Craig decided to live alone in a trailer at The Ranch, the 28-acre home that the family rented in Los Altos Hills. The family made a decision not to put him in a mental institution; mandatory institutionalization only occurs if the person poses “harm to self or others.”
In the 15 years that Craig lived in his trailer, he provided his own food.
“He’d get the day-old bread… [from] health food markets,” Catherine said. “And any of the day-old food or any of the stuff that they put out in the dumpsters, Craig would collect. And that’s how he would eat. …It’s such a throwaway society that he knew all about that.”
Craig and Dawson spent a lot of time together during those years.
“No one could see the illness coming, but maybe some of that—and this is armchair psychiatry—radicalism was really him going off the tracks,” Dawson said. “It was eccentric to the extreme where I was concerned.”
Eventually, the property owners decided to rent The Ranch to “more high-end renters.”
“Craig wouldn’t leave,” Catherine said. “They literally had to go in with dumpsters, because one of the things about Craig is that he collected stuff. …They needed at least three huge dumpsters to get all the stuff that he had collected off the property.”
Craig moved from property to property, only to be asked each time to leave the land. The Talon respects Craig’s wish to keep the details of his current living situation private; Craig stays in the city, keeping a solitary lifestyle similar to what he had in his years at The Ranch.
“It’s really touching to me that he has never left [Los Altos],” Catherine said. “He grew up there, and that’s where he is now.”

Life in Los Altos
Sitting on his bench seat outside the Los Altos Costume Bank while drinking from his thermos, Craig shared some of his scattered but often poetic thoughts.

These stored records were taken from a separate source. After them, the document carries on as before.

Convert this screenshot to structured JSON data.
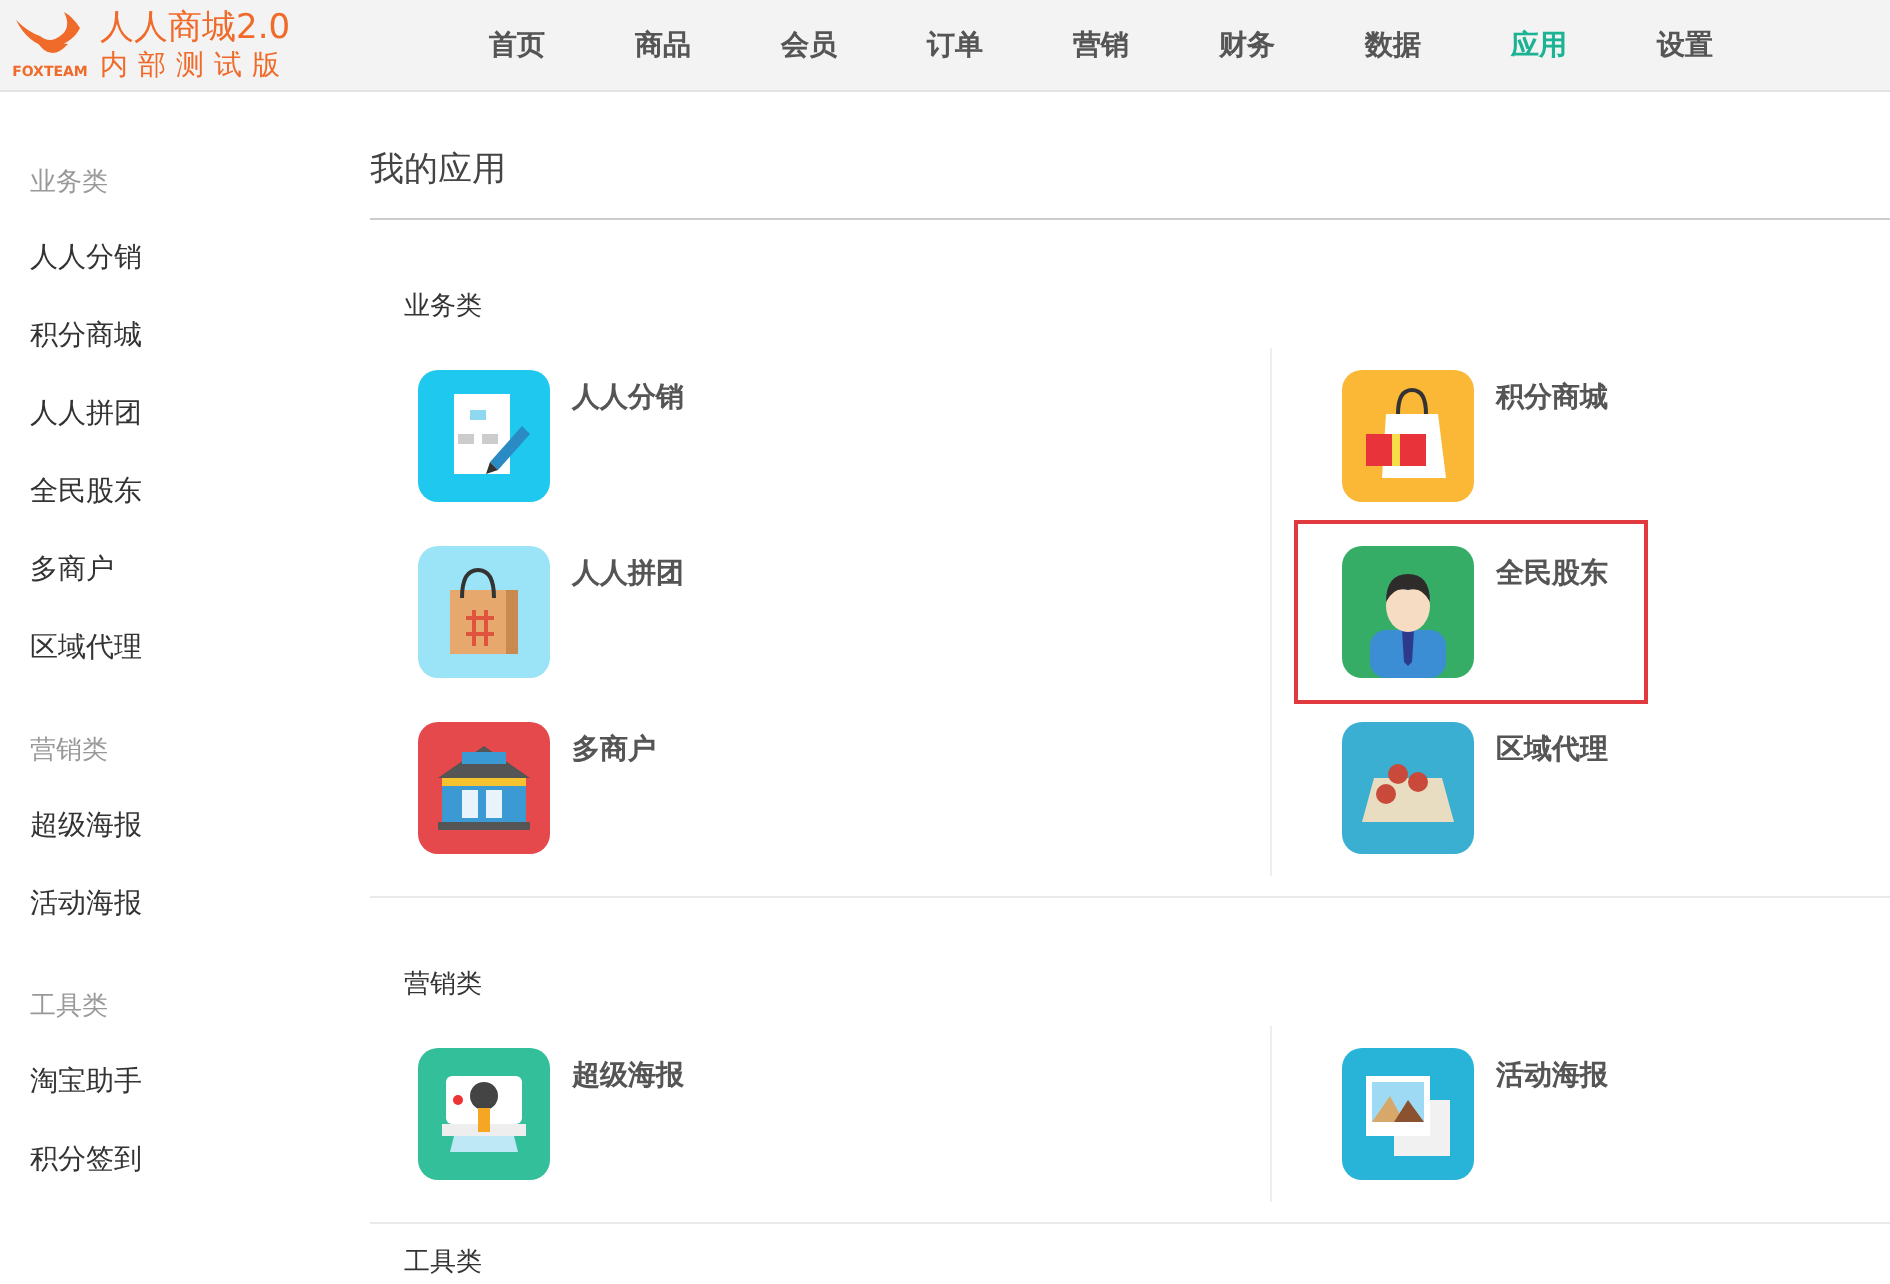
{
  "logo": {
    "title": "人人商城2.0",
    "subtitle": "内部测试版",
    "brand": "FOXTEAM"
  },
  "nav": [
    {
      "label": "首页",
      "selected": false
    },
    {
      "label": "商品",
      "selected": false
    },
    {
      "label": "会员",
      "selected": false
    },
    {
      "label": "订单",
      "selected": false
    },
    {
      "label": "营销",
      "selected": false
    },
    {
      "label": "财务",
      "selected": false
    },
    {
      "label": "数据",
      "selected": false
    },
    {
      "label": "应用",
      "selected": true
    },
    {
      "label": "设置",
      "selected": false
    }
  ],
  "sidebar": [
    {
      "heading": "业务类",
      "items": [
        "人人分销",
        "积分商城",
        "人人拼团",
        "全民股东",
        "多商户",
        "区域代理"
      ]
    },
    {
      "heading": "营销类",
      "items": [
        "超级海报",
        "活动海报"
      ]
    },
    {
      "heading": "工具类",
      "items": [
        "淘宝助手",
        "积分签到"
      ]
    }
  ],
  "page_title": "我的应用",
  "sections": [
    {
      "heading": "业务类",
      "apps": [
        {
          "name": "人人分销",
          "kind": "flowchart",
          "highlighted": false
        },
        {
          "name": "积分商城",
          "kind": "gift",
          "highlighted": false
        },
        {
          "name": "人人拼团",
          "kind": "bag",
          "highlighted": false
        },
        {
          "name": "全民股东",
          "kind": "person",
          "highlighted": true
        },
        {
          "name": "多商户",
          "kind": "store",
          "highlighted": false
        },
        {
          "name": "区域代理",
          "kind": "map",
          "highlighted": false
        }
      ]
    },
    {
      "heading": "营销类",
      "apps": [
        {
          "name": "超级海报",
          "kind": "camera",
          "highlighted": false
        },
        {
          "name": "活动海报",
          "kind": "photos",
          "highlighted": false
        }
      ]
    },
    {
      "heading": "工具类"
    }
  ]
}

“Goodbye, drifting,” Craig said. “Is it like lift your heart? Free of weight? Where are you, really? Above my head, where the sun could only be without a flower? …My love is in sight, instead of upside down and inside out, inside out and upside down.”
When asked if he came up with the name “Smiley,” Craig responded almost angrily.

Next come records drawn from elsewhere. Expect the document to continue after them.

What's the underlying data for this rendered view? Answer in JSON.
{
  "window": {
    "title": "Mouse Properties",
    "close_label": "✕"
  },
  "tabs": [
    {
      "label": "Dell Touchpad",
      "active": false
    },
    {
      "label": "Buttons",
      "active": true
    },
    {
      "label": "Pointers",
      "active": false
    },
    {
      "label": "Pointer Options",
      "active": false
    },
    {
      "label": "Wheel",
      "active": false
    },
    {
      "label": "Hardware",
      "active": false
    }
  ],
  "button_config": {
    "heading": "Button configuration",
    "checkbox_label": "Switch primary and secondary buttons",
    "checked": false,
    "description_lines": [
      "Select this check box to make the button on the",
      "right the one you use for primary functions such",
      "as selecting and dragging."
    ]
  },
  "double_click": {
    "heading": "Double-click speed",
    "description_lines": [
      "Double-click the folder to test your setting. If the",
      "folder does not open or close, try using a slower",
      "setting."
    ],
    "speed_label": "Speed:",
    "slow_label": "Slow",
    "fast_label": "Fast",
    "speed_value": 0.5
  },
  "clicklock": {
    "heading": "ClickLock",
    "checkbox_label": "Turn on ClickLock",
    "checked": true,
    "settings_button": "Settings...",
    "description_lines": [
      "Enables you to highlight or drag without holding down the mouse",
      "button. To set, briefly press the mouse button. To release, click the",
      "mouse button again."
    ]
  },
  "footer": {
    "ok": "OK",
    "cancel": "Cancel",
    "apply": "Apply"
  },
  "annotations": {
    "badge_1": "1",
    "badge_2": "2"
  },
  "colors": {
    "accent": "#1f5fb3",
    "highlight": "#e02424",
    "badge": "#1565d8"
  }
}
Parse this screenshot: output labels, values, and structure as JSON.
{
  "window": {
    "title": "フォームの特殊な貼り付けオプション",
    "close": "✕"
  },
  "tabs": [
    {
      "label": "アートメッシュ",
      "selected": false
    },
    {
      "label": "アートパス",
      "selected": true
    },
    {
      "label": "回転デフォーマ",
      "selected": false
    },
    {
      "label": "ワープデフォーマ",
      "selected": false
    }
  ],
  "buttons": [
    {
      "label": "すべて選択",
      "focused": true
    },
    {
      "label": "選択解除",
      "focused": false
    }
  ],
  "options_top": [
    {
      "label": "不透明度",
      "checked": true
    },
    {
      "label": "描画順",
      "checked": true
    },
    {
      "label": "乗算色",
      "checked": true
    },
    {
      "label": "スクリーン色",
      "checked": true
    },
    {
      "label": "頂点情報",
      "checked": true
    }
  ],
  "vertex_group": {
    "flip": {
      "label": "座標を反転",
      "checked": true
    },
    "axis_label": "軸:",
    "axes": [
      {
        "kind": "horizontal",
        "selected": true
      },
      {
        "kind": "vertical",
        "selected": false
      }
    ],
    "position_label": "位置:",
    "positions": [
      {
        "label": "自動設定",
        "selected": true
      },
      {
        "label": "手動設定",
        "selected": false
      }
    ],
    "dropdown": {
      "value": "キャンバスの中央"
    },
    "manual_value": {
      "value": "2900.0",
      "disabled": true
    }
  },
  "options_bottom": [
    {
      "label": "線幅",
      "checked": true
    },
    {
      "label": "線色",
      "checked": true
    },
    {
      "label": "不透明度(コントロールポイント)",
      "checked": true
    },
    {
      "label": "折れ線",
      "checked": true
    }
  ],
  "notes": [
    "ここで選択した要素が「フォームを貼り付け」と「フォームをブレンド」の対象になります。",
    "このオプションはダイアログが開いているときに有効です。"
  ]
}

“I did not choose that word,” Craig said. “You do not coin a term without pride.”
Craig also explained why he collects bottles and cans.

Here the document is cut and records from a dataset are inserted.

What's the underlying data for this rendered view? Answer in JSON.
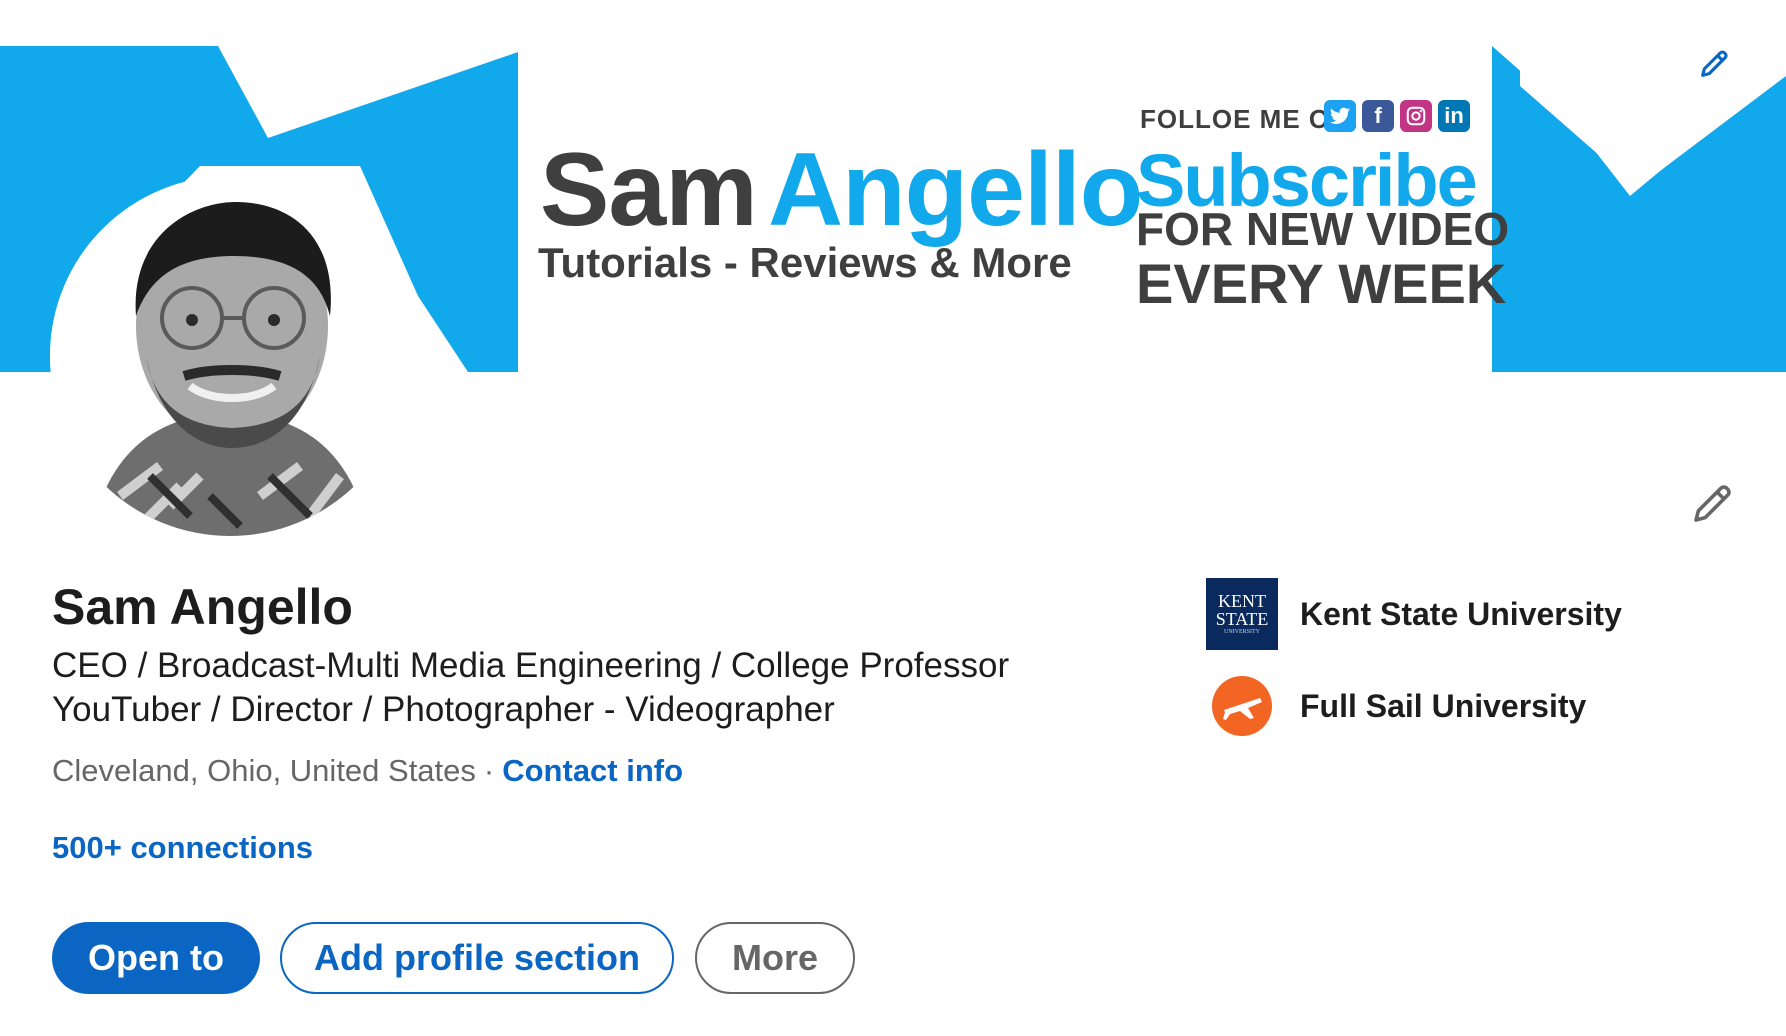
{
  "banner": {
    "first_name": "Sam",
    "last_name": "Angello",
    "tagline": "Tutorials - Reviews & More",
    "follow_text": "FOLLOE ME ON:",
    "subscribe": "Subscribe",
    "new_video": "FOR NEW VIDEO",
    "every_week": "EVERY WEEK",
    "accent_color": "#11a8ec",
    "social_icons": [
      "twitter-icon",
      "facebook-icon",
      "instagram-icon",
      "linkedin-icon"
    ],
    "social_labels": {
      "facebook": "f",
      "linkedin": "in"
    }
  },
  "profile": {
    "name": "Sam Angello",
    "headline_line1": "CEO / Broadcast-Multi Media Engineering / College Professor",
    "headline_line2": "YouTuber / Director / Photographer - Videographer",
    "location": "Cleveland, Ohio, United States",
    "separator": "·",
    "contact_info": "Contact info",
    "connections": "500+ connections"
  },
  "actions": {
    "open_to": "Open to",
    "add_section": "Add profile section",
    "more": "More"
  },
  "education": [
    {
      "name": "Kent State University",
      "logo_text_1": "KENT",
      "logo_text_2": "STATE",
      "logo_text_3": "UNIVERSITY",
      "logo_color": "#0a2a5e"
    },
    {
      "name": "Full Sail University",
      "logo_color": "#f26522"
    }
  ],
  "colors": {
    "primary": "#0a66c2",
    "text": "#1d1d1d",
    "muted": "#666666"
  }
}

“I live for the future,” he said. “I must return the favor; it is my privilege.”
As for his own life, Craig expressed thoughts that were wise, albeit confusing to others.
“I am watching my tale, not listening to it,” Craig said. “The dragon is in front, where three is. Who is higher? The tree? The oceans?”

Facing the Future
Dawson is currently looking into compensation that Craig should be receiving for being a war veteran. Dawson says it is difficult to get this money since he doesn’t have Craig’s records. Now that Craig is in his 60s, his health issues are also a “constant worry.”
“It didn’t have to be this way for Craig,” Dawson said. “If a war is worth fighting, it’s worth being honest to the troops.”
While Dawson said that he sees Craig roughly every six weeks, Catherine does not see Craig often, largely due to her business.
“What’s very hard is the last time I saw Craig, I was literally in a client meeting in Los Altos,” Catherine said. “Right across from me, not even ten feet away from me, is my brother on his bicycle. And it was very sad for me because there’s no way that in that meeting with a new client that I’m going to go, ‘Hey! Hi Craig!’”
Nevertheless, Catherine said that she still feels a strong love for her eldest brother.
“There is, without a question, a deep abiding love, but there is a way that I think I had to move on, on a certain level, from my family and the tragedy,” Catherine said. “You learn very early when you have any kind of mental illness in your family that you can’t sacrifice yourself. You can’t fix them.”
Catherine also said that her brother’s story has very much affected her outlook on the world.
“Every, every homeless person that I see, ever—I see my brother,” Catherine said. “My heart always bleeds a little, because … I just see the Craig in them.”